Mr. Venzke's method is interesting, but I don't 
see it described anywhere that Copeland is mentioned.

So I continued:

> > With Copeland, the number of pairwise victories are counted first.
> > This would be
> >
> > A: 0
> > B: 75
> > C: 78

The moderator, I think, thought this was in 
error. After all, A had 49% of the vote, and 
first preference for B was only 24% and C only 
27%. But if we consider truncated votes as 
ranking all ranked candidates above all unranked 
candidates (which is how it seems it is done), 
51% of the voters ranked A last. There are no pairwise victories for A.

> >
> > C is likewise the winner. What is this example supposed to show?

>Copeland returns a three-way tie. By the way, did you not have a problem with
>C supposedly winning?? C receives acknowledgment from only 27% of the voters!

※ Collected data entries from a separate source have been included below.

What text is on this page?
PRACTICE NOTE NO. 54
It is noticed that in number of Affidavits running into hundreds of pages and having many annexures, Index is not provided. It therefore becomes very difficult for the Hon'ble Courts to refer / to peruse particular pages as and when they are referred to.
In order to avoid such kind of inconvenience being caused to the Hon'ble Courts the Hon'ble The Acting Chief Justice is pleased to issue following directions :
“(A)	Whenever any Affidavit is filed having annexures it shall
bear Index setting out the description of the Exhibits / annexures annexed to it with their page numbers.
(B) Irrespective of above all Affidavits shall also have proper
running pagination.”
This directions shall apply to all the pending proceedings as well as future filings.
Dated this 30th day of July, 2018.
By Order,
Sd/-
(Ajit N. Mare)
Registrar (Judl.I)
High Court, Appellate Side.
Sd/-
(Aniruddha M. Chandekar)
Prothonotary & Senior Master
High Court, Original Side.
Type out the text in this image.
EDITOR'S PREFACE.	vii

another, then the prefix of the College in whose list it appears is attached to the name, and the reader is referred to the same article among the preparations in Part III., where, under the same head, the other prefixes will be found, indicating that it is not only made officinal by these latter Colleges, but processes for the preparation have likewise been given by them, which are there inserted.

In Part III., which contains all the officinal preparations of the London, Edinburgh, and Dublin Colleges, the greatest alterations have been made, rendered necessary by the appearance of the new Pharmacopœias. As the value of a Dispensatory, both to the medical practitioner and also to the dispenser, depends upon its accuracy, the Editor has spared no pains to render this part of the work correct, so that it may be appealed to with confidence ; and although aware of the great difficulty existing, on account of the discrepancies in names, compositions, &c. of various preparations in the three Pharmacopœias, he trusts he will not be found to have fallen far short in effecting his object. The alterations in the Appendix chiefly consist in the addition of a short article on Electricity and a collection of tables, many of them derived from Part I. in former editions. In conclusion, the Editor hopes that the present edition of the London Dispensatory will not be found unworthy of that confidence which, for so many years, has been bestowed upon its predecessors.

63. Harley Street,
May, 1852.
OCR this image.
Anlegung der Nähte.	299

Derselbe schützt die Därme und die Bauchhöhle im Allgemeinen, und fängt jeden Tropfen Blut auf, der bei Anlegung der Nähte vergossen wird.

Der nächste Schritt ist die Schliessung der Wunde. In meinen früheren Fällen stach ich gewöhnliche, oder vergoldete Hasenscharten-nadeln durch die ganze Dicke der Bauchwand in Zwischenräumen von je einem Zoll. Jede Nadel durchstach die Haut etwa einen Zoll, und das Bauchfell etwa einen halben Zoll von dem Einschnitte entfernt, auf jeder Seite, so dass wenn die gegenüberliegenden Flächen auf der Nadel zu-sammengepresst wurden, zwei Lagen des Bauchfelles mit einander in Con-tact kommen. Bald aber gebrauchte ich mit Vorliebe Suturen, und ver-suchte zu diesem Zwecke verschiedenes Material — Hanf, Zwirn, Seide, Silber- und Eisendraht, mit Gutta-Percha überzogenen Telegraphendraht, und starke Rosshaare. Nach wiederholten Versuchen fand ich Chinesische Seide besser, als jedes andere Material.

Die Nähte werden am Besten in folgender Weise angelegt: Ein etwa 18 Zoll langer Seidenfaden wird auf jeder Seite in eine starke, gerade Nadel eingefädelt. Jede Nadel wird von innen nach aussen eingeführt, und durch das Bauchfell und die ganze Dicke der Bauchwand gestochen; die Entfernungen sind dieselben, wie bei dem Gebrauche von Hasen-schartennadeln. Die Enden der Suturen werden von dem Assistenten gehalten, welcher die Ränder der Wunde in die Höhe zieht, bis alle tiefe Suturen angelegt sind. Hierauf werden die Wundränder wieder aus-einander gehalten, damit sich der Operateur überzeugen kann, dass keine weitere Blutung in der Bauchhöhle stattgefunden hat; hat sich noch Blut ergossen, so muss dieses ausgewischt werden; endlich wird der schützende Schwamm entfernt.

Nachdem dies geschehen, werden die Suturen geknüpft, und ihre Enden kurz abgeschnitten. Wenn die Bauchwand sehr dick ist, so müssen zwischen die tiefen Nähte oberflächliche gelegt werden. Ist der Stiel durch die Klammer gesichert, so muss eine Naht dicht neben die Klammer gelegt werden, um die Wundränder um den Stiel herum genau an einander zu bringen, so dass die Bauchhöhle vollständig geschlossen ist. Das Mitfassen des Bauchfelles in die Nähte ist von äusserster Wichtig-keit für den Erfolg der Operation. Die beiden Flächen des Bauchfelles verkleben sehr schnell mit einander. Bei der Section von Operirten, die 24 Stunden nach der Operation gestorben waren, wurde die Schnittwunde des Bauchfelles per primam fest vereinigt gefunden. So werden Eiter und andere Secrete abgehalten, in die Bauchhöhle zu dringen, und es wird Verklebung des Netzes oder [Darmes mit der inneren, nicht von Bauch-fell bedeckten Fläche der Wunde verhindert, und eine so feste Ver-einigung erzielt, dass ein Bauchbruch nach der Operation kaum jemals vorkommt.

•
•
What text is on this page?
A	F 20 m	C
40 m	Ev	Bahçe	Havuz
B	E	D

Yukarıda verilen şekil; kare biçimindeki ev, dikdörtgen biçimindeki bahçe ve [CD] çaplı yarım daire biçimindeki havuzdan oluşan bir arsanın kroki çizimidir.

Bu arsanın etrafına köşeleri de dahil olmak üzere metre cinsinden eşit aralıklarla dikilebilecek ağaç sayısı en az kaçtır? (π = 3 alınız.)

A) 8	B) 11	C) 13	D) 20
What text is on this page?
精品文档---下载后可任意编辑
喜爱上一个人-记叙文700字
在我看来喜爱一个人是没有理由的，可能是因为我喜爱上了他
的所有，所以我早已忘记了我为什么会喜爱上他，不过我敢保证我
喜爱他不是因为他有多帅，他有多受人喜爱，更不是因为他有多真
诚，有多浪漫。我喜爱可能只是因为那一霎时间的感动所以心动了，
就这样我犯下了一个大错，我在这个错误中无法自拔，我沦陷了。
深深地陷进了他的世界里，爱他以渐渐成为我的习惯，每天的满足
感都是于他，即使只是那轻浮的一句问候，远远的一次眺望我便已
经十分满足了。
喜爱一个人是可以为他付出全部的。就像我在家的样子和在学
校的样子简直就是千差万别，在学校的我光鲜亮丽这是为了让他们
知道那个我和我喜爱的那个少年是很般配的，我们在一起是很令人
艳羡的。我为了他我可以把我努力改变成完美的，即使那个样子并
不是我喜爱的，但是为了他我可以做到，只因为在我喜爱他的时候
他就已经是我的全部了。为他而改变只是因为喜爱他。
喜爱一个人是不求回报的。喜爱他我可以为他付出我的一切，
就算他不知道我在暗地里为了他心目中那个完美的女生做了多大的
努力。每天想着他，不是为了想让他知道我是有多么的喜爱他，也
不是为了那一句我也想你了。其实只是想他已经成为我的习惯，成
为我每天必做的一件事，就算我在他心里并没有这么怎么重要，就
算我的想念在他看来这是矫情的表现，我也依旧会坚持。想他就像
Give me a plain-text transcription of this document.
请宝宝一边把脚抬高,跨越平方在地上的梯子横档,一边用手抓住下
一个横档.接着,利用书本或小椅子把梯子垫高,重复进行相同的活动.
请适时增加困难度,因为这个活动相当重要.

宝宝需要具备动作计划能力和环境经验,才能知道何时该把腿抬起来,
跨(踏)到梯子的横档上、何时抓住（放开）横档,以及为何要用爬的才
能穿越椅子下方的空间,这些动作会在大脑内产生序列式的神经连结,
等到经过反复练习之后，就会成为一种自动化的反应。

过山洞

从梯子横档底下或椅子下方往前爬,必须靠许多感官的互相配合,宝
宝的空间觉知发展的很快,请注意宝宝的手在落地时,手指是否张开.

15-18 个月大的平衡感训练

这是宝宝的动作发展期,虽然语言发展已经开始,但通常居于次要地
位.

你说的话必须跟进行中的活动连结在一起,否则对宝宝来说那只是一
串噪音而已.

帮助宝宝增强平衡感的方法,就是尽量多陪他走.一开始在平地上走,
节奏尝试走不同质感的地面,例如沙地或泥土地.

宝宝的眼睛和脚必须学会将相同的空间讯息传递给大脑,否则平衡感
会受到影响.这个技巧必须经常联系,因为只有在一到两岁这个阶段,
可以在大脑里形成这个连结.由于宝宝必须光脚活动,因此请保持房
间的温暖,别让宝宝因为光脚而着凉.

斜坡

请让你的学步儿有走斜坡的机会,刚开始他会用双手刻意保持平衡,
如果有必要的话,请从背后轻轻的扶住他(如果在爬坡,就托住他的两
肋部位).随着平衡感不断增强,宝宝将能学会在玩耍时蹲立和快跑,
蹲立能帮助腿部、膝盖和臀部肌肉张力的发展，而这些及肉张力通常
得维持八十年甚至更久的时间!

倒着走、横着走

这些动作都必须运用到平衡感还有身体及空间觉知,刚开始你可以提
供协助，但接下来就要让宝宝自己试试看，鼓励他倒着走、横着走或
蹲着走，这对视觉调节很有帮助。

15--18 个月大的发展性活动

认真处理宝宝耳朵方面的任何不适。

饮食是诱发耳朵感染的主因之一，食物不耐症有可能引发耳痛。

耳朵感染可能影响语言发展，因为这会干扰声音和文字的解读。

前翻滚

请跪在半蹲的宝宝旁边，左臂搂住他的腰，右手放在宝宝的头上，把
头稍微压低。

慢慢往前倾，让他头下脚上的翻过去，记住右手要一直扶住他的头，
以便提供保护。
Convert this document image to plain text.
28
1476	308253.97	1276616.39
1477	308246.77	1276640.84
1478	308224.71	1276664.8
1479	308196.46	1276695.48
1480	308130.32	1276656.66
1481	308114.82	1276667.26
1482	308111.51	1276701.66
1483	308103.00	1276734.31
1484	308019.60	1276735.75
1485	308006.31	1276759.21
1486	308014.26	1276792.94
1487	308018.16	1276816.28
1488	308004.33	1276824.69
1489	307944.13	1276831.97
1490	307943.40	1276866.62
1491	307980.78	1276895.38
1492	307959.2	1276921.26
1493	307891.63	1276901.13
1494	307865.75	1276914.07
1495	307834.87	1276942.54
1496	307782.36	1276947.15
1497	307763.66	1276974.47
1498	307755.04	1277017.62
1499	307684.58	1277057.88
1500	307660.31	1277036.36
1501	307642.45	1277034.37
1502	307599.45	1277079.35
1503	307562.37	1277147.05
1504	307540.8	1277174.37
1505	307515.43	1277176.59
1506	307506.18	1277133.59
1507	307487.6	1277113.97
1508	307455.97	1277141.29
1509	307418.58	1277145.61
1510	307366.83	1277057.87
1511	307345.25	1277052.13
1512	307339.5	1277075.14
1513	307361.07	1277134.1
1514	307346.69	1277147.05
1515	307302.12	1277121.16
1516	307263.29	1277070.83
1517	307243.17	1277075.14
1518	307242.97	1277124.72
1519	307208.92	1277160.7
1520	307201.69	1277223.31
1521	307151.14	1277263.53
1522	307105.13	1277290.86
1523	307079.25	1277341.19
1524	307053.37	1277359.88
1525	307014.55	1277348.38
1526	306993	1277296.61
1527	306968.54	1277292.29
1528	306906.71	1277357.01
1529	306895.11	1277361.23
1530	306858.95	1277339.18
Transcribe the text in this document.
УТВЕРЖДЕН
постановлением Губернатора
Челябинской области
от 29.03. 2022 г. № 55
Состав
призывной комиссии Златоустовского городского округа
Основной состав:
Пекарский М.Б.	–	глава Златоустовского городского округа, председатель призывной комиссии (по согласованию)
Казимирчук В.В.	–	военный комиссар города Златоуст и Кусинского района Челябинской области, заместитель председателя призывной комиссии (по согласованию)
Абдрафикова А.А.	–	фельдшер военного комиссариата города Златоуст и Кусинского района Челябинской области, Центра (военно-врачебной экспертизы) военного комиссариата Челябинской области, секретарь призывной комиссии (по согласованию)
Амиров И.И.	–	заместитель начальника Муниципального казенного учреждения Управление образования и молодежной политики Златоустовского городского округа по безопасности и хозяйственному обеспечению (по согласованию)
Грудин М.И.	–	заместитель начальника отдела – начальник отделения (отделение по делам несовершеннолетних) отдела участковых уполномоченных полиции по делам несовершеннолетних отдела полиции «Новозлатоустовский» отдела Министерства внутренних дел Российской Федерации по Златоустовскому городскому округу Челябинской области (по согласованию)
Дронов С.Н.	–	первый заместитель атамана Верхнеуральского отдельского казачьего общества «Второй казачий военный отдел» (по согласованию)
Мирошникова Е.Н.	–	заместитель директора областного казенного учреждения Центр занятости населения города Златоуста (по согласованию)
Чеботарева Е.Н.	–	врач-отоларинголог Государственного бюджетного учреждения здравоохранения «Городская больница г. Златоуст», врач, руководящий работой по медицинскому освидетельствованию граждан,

That depends. B>C is an "acknowledgement" of C if 
it implies that C>A. If it implies that half of 
the B>C voters rank C>A, as it seems Mr. Venzke 
would analyze the result, then 39% of the voters 
would prefer C. And the way I counted it, 51% preferred C.

Do I have a problem with C winning? Yes. But C is 
the Condorcet winner, if truncations are counted 
as I have stated. Counting them as Mr. Venzke has 
counted them seems unlikely to be what the voters 
would have intended. (However, the rules should 
be explicit; but if half the B voters actually 
preferred A to C as Mr. Venzke would have it, they should have so voted!)

>The example shows that Copeland with a plurality tie-breaker can elect
>candidate A, even when more than half of the voters preferred B to A and
>didn't prefer A to anybody.

Why does Mr. Venzke split the B votes, but 
apparently not the C votes? They are the same, 
both truncated, leaving A out. I'd restate the 
election with both split, but since I don't have 
time and I think the splitting is probably an error, I'm not doing it.

>In my opinion, this is a majority rule issue.

It seems to me that Mr. Venzke is counting 
Copeland truncated votes one way in the example 
and then criticizing it based on an alternate 
count (i.e., the one I actually used). If 
Copeland is counted the way he has claimed, then 
he'd be right, there would be a problem.